Conditional Compilation¶
Choreo also support conditional compilation which C/C++ programs used a lot. This includes #if/#ifdef/#ifndef/#else/#endif. The below code snippet showcases the usage:
#define PATH0
// some host code
__co__ foo() {
#ifdef PATH0
// some code related to PATH0
#else
// other code
#endif
}
// host control
#ifdef PATH0
// ...
#else
// ...
#endif
In this way, it also make host and choreo code be controlled within the same preprocess method.
Note that, the capability of choreo preprocessor is still enhancing. But it is likely that we would not implement full C preprocessing support. Choreo would not pick up existing C features unless people find it is necessary.

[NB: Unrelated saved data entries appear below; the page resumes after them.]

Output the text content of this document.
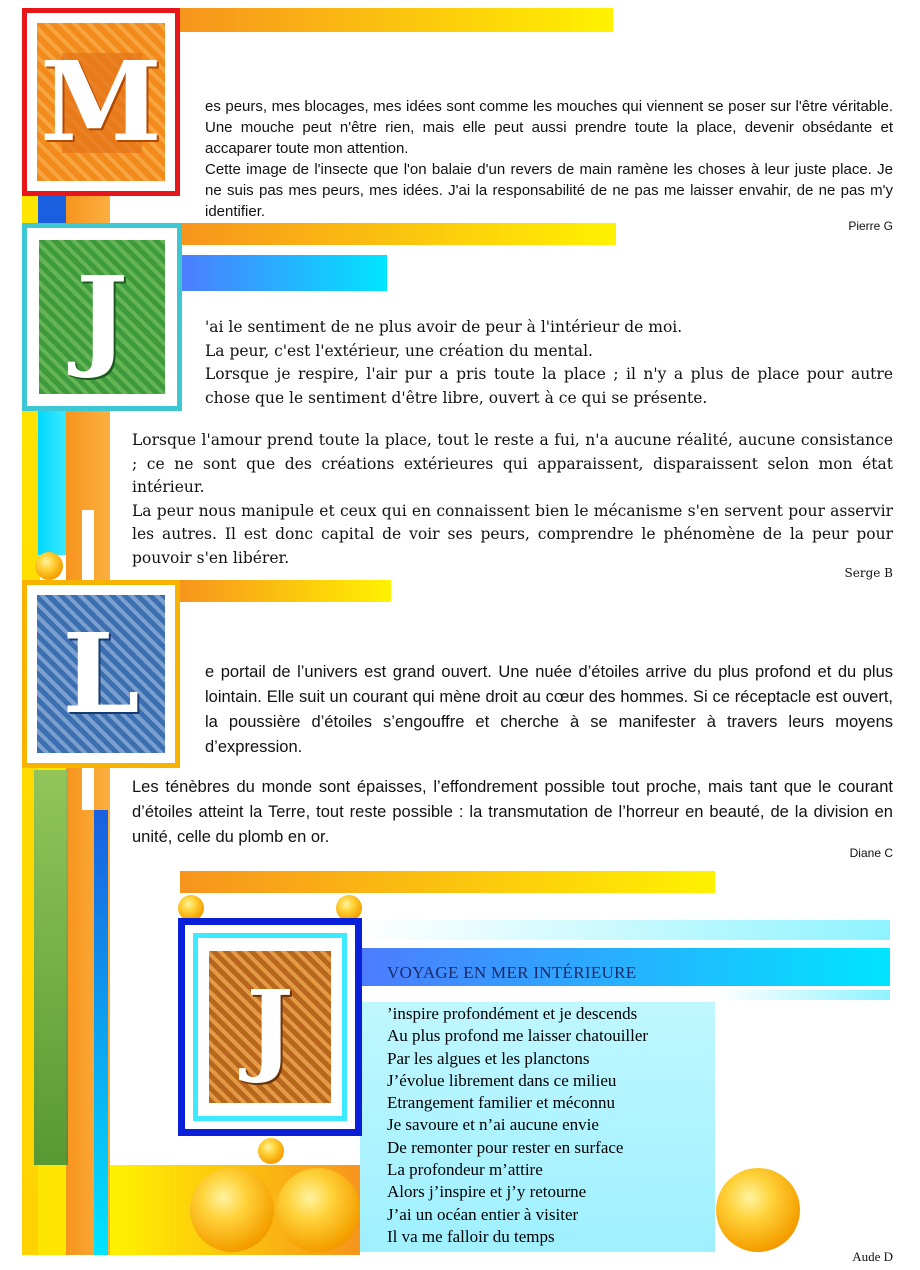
M	es peurs, mes blocages, mes idées sont comme les mouches qui viennent se poser sur l'être véritable. Une mouche peut n'être rien, mais elle peut aussi prendre toute la place, devenir obsédante et accaparer toute mon attention.
Cette image de l'insecte que l'on balaie d'un revers de main ramène les choses à leur juste place. Je ne suis pas mes peurs, mes idées. J'ai la responsabilité de ne pas me laisser envahir, de ne pas m'y identifier.
Pierre G
J	'ai le sentiment de ne plus avoir de peur à l'intérieur de moi.
La peur, c'est l'extérieur, une création du mental.
Lorsque je respire, l'air pur a pris toute la place ; il n'y a plus de place pour autre chose que le sentiment d'être libre, ouvert à ce qui se présente.
Lorsque l'amour prend toute la place, tout le reste a fui, n'a aucune réalité, aucune consistance ; ce ne sont que des créations extérieures qui apparaissent, disparaissent selon mon état intérieur.
La peur nous manipule et ceux qui en connaissent bien le mécanisme s'en servent pour asservir les autres. Il est donc capital de voir ses peurs, comprendre le phénomène de la peur pour pouvoir s'en libérer.
Serge B
L	e portail de l’univers est grand ouvert. Une nuée d’étoiles arrive du plus profond et du plus lointain. Elle suit un courant qui mène droit au cœur des hommes. Si ce réceptacle est ouvert, la poussière d’étoiles s’engouffre et cherche à se manifester à travers leurs moyens d’expression.
Les ténèbres du monde sont épaisses, l’effondrement possible tout proche, mais tant que le courant d’étoiles atteint la Terre, tout reste possible : la transmutation de l’horreur en beauté, de la division en unité, celle du plomb en or.
Diane C
J	VOYAGE EN MER INTÉRIEURE
’inspire profondément et je descends
Au plus profond me laisser chatouiller
Par les algues et les planctons
J’évolue librement dans ce milieu
Etrangement familier et méconnu
Je savoure et n’ai aucune envie
De remonter pour rester en surface
La profondeur m’attire
Alors j’inspire et j’y retourne
J’ai un océan entier à visiter
Il va me falloir du temps
Aude D
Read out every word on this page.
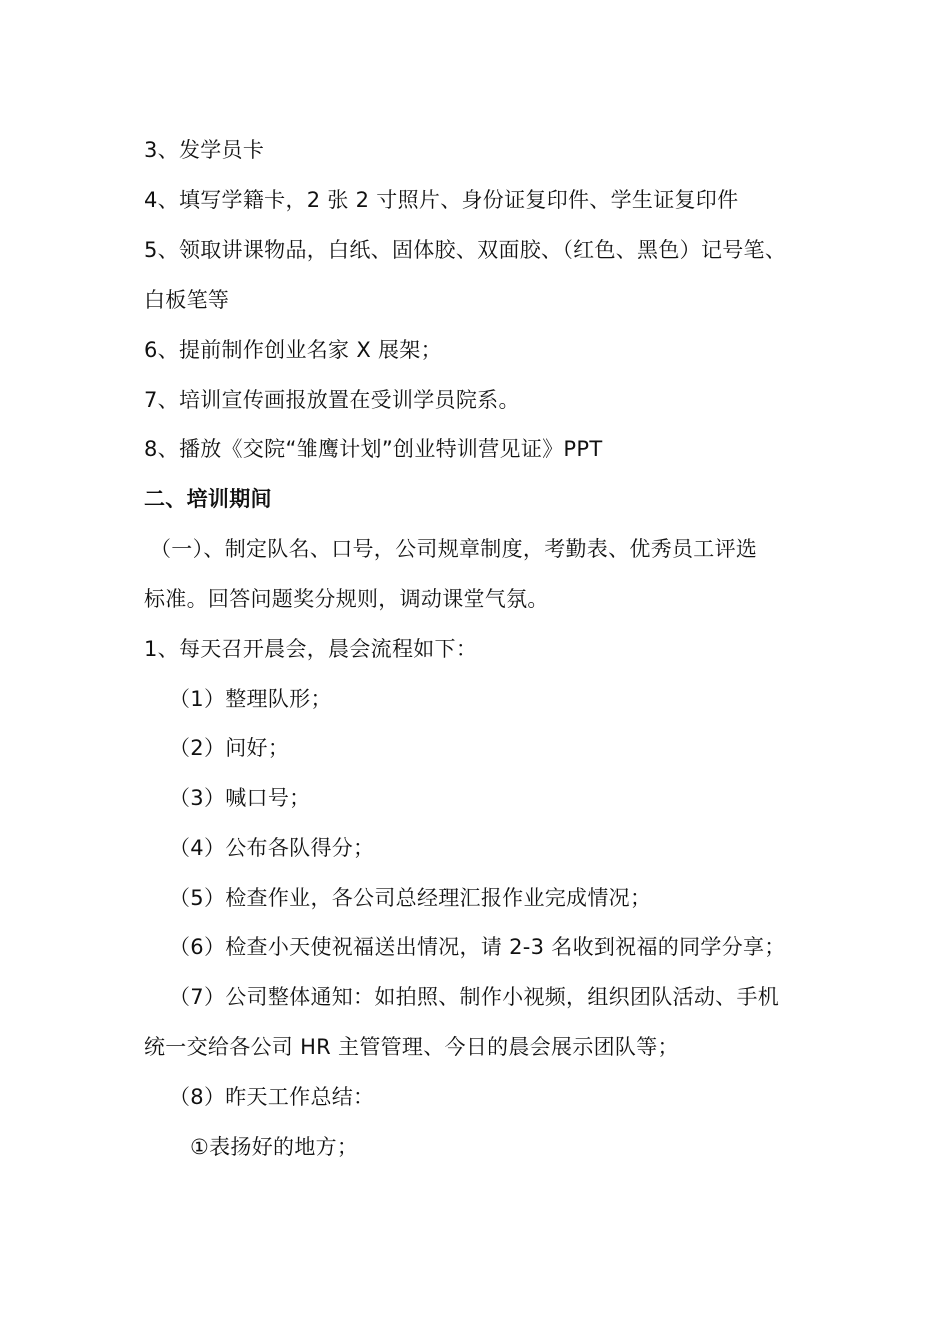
3、发学员卡
4、填写学籍卡，2 张 2 寸照片、身份证复印件、学生证复印件
5、领取讲课物品，白纸、固体胶、双面胶、（红色、黑色）记号笔、
白板笔等
6、提前制作创业名家 X 展架；
7、培训宣传画报放置在受训学员院系。
8、播放《交院“雏鹰计划”创业特训营见证》PPT
二、培训期间
（一）、制定队名、口号，公司规章制度，考勤表、优秀员工评选
标准。回答问题奖分规则，调动课堂气氛。
1、每天召开晨会，晨会流程如下：
（1）整理队形；
（2）问好；
（3）喊口号；
（4）公布各队得分；
（5）检查作业，各公司总经理汇报作业完成情况；
（6）检查小天使祝福送出情况，请 2-3 名收到祝福的同学分享；
（7）公司整体通知：如拍照、制作小视频，组织团队活动、手机
统一交给各公司 HR 主管管理、今日的晨会展示团队等；
（8）昨天工作总结：
①表扬好的地方；
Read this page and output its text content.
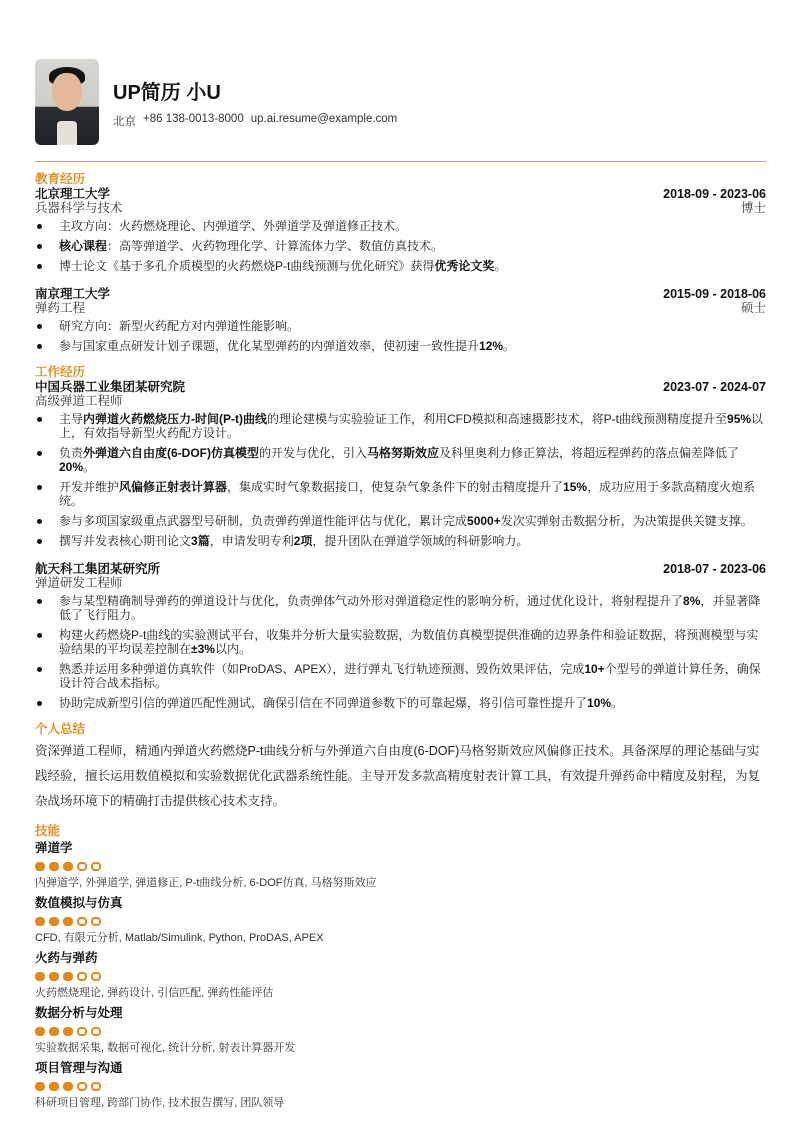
UP简历 小U
北京 +86 138-0013-8000 up.ai.resume@example.com
教育经历
北京理工大学	2018-09 - 2023-06
兵器科学与技术	博士
主攻方向：火药燃烧理论、内弹道学、外弹道学及弹道修正技术。
核心课程：高等弹道学、火药物理化学、计算流体力学、数值仿真技术。
博士论文《基于多孔介质模型的火药燃烧P-t曲线预测与优化研究》获得优秀论文奖。
南京理工大学	2015-09 - 2018-06
弹药工程	硕士
研究方向：新型火药配方对内弹道性能影响。
参与国家重点研发计划子课题，优化某型弹药的内弹道效率，使初速一致性提升12%。
工作经历
中国兵器工业集团某研究院	2023-07 - 2024-07
高级弹道工程师
主导内弹道火药燃烧压力-时间(P-t)曲线的理论建模与实验验证工作，利用CFD模拟和高速摄影技术，将P-t曲线预测精度提升至95%以上，有效指导新型火药配方设计。
负责外弹道六自由度(6-DOF)仿真模型的开发与优化，引入马格努斯效应及科里奥利力修正算法，将超远程弹药的落点偏差降低了20%。
开发并维护风偏修正射表计算器，集成实时气象数据接口，使复杂气象条件下的射击精度提升了15%，成功应用于多款高精度火炮系统。
参与多项国家级重点武器型号研制，负责弹药弹道性能评估与优化，累计完成5000+发次实弹射击数据分析，为决策提供关键支撑。
撰写并发表核心期刊论文3篇，申请发明专利2项，提升团队在弹道学领域的科研影响力。
航天科工集团某研究所	2018-07 - 2023-06
弹道研发工程师
参与某型精确制导弹药的弹道设计与优化，负责弹体气动外形对弹道稳定性的影响分析，通过优化设计，将射程提升了8%，并显著降低了飞行阻力。
构建火药燃烧P-t曲线的实验测试平台，收集并分析大量实验数据，为数值仿真模型提供准确的边界条件和验证数据，将预测模型与实验结果的平均误差控制在±3%以内。
熟悉并运用多种弹道仿真软件（如ProDAS、APEX），进行弹丸飞行轨迹预测、毁伤效果评估，完成10+个型号的弹道计算任务，确保设计符合战术指标。
协助完成新型引信的弹道匹配性测试，确保引信在不同弹道参数下的可靠起爆，将引信可靠性提升了10%。
个人总结
资深弹道工程师，精通内弹道火药燃烧P-t曲线分析与外弹道六自由度(6-DOF)马格努斯效应风偏修正技术。具备深厚的理论基础与实践经验，擅长运用数值模拟和实验数据优化武器系统性能。主导开发多款高精度射表计算工具，有效提升弹药命中精度及射程，为复杂战场环境下的精确打击提供核心技术支持。
技能
弹道学
内弹道学, 外弹道学, 弹道修正, P-t曲线分析, 6-DOF仿真, 马格努斯效应
数值模拟与仿真
CFD, 有限元分析, Matlab/Simulink, Python, ProDAS, APEX
火药与弹药
火药燃烧理论, 弹药设计, 引信匹配, 弹药性能评估
数据分析与处理
实验数据采集, 数据可视化, 统计分析, 射表计算器开发
项目管理与沟通
科研项目管理, 跨部门协作, 技术报告撰写, 团队领导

Difference with C++ pre-processing¶
One important notices about choreo preprocessing is that it is triggered much earlier than c++ preprocessing. The workflow of choreo compilation is as shown below:
chore-preprocessing -> choreo compilation -> c/c++ preprocessing -> c/c++ compilation
The primary target of choreo preprocessing is to make host/device macros work as a whole, but such a workflow makes it possible sometimes different. From an implementation perspective, Choreo pre-processor only substitute/conditionally-compile code inside the tileflow function, while leaving other pre-processing to the C++ preprocessor. That could restrict Choreo pre-processing in a limited scope.
Pre-defined Macros¶
To mimic a target native compilation, choreo preprocess also takes the builtin macros from the target. For example, __CUDA__ is globally defined to generate CUDA/Cute code, while __CUDA_ARCH__ is only set for CUDA/Cute device code compilation.
Consequently, these macros can be utilized inside tileflow functions as well as the host code.